QUEBEC CITY - When any building seems to need commissioning, the building owner/operator needs to answer the following questions: How did you get to this point? Why do you have a mess? Why do you think it's a mess? Do others think it's a mess?

When it comes to smaller commercial building retrofit projects, the owners, operators, and HVAC contractors may need more guidance when it comes to commissioning because of their lack of familiarity with the process and what it can achieve. According to Jeff Traylor, senior engineer for EMCOR, building commissioners need to determine the owners' and contractors' at-attitudes towards commissioning based on their experience with it.

"People come to the table from different points of view," Traylor said. "If contractors are unfamiliar with commissioning, they are almost always reticent to get involved with it." Those who have experienced it frequently are much more open.

"If it's perceived as an impediment, a contractor will try to put up impediments to the commissioning process," he said.


"Commissioning is a team sport," Traylor said. "Create a team atmosphere and set goals. Small project owners typically don't deal with this, so their reluctance is natural."

In addition, commissioning companies need to really ask themselves what their attitude is towards the project team. They need to find out why commissioning is being asked for on that project. If there have been system problems in the past, what were they?

In short, Traylor said, you need to find out, "What's their definition of a mess? What are their expectations? Communication is the key issue here."

Large and small commissioning projects have some common problems, Traylor continued. However, because commissioning is less frequently performed on small projects, the problems tend to be more frequent:

  • Commissioning is normally defined as the last step of the process. "We must bring it far back into the design process."

  • Owners complain that it costs money to perform commissioning. "In almost every case that I have seen, commissioning actually saves money," Traylor pointed out.
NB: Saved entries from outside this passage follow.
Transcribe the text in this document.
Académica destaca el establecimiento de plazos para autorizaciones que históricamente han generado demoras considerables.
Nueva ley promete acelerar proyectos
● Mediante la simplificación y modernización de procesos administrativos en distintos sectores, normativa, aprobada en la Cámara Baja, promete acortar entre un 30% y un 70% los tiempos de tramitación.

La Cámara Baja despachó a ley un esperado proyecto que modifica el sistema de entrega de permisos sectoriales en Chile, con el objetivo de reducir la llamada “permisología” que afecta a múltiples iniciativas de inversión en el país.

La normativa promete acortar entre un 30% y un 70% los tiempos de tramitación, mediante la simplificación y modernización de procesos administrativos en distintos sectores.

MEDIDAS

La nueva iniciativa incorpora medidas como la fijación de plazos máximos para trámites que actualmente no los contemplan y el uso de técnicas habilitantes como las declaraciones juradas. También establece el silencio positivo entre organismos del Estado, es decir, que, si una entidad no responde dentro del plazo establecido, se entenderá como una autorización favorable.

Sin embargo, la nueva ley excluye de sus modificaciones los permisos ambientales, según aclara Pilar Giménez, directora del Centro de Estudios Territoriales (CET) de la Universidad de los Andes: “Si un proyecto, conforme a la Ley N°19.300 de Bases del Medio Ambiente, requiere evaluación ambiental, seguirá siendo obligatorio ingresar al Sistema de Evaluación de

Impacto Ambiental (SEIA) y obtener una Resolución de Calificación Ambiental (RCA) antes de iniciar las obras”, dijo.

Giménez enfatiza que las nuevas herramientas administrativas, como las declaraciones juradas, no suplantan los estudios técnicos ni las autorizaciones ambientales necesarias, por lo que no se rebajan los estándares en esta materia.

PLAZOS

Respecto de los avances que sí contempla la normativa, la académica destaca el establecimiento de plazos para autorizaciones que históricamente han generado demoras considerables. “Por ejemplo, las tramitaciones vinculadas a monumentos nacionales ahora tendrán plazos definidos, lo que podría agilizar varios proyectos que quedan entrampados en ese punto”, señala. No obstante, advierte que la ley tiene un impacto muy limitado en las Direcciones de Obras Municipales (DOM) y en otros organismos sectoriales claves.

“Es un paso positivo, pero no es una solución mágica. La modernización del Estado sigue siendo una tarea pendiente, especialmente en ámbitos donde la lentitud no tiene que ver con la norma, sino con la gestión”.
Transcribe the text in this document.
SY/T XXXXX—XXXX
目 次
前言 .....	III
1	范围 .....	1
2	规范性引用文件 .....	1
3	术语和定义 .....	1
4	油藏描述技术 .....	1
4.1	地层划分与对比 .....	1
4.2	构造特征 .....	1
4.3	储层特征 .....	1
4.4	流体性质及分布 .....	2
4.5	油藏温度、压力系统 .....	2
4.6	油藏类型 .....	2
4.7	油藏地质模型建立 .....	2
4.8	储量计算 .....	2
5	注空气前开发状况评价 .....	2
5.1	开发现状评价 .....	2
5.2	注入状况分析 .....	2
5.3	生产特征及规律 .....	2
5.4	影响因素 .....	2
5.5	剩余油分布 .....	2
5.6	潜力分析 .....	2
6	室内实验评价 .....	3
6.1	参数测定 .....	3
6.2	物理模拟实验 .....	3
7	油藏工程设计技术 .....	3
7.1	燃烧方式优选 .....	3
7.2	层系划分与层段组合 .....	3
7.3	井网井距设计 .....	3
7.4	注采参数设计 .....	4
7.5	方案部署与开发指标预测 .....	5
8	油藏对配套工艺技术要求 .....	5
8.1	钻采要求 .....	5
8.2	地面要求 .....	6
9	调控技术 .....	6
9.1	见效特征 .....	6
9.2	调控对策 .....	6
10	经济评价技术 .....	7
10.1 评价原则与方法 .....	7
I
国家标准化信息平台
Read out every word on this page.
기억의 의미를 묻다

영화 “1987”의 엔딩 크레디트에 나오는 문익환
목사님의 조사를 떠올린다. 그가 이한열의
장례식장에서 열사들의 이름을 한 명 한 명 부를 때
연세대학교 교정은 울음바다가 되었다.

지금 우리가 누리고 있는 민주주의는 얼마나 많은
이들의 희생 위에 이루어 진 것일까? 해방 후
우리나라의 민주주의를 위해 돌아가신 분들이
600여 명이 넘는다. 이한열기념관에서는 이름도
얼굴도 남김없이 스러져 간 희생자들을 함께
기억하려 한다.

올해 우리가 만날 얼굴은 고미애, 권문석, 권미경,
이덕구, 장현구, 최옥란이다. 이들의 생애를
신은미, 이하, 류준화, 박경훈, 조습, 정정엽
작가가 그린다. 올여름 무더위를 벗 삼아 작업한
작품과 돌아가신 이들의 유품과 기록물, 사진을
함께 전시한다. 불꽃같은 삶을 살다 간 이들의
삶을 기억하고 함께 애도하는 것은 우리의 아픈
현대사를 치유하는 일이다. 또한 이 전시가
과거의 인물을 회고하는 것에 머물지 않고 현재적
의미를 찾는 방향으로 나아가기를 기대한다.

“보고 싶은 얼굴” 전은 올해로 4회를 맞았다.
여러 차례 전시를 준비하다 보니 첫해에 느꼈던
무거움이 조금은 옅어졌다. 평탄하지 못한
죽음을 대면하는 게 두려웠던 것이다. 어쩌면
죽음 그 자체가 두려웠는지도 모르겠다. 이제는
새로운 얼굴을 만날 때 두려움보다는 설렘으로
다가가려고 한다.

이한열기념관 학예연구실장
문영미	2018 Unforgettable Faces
  • It disrupts the design-bid-build process.

    To overcome objections, Traylor said the commissioning entity needs to educate owners and contractors, show results from past commissioning jobs, and provide project leadership to make sure it stays on track.

    "Discover their goals and figure out how to achieve them," he said. Document results and use them to demonstrate value. "Commissioning is not visible unless you document what it detected and corrected."


    Rick Casault, P.E., Casault Engineering, defined small commercial renovation projects as costing from $20,000 to $2 million, and taking from two months to two years to complete. "The challenge," he said, "is the application of commissioning to small, renovation-type projects.

    "It is possible to adapt commissioning to these small, fast, renovation projects," he confirmed. "You need a method to achieve commissioning in a nimble manner, but yes, it is possible." He suggested the use of evaluation sheets to rank projects as high, low, medium, or very low risk. He described it as a "complexity factor evaluation sheet."

    "It's a project level classification," he said, in which you assess the project according to highest risk or complexity.

    In general:

  • Use a master planning approach.

  • Identify and prioritize issues (risk, complexity, or some other measure).

  • Create matrices of issues and rankings.

  • Determine project categories (keep it simple - remember the user's needs).

  • Identify commissioning activities.

  • Create model commissioning plans.

  • Perform a commissioning dry run with the user, so he/she knows what to expect.

  • Do a pilot project.

  • Apply it to all projects to demonstrate continuous improvement.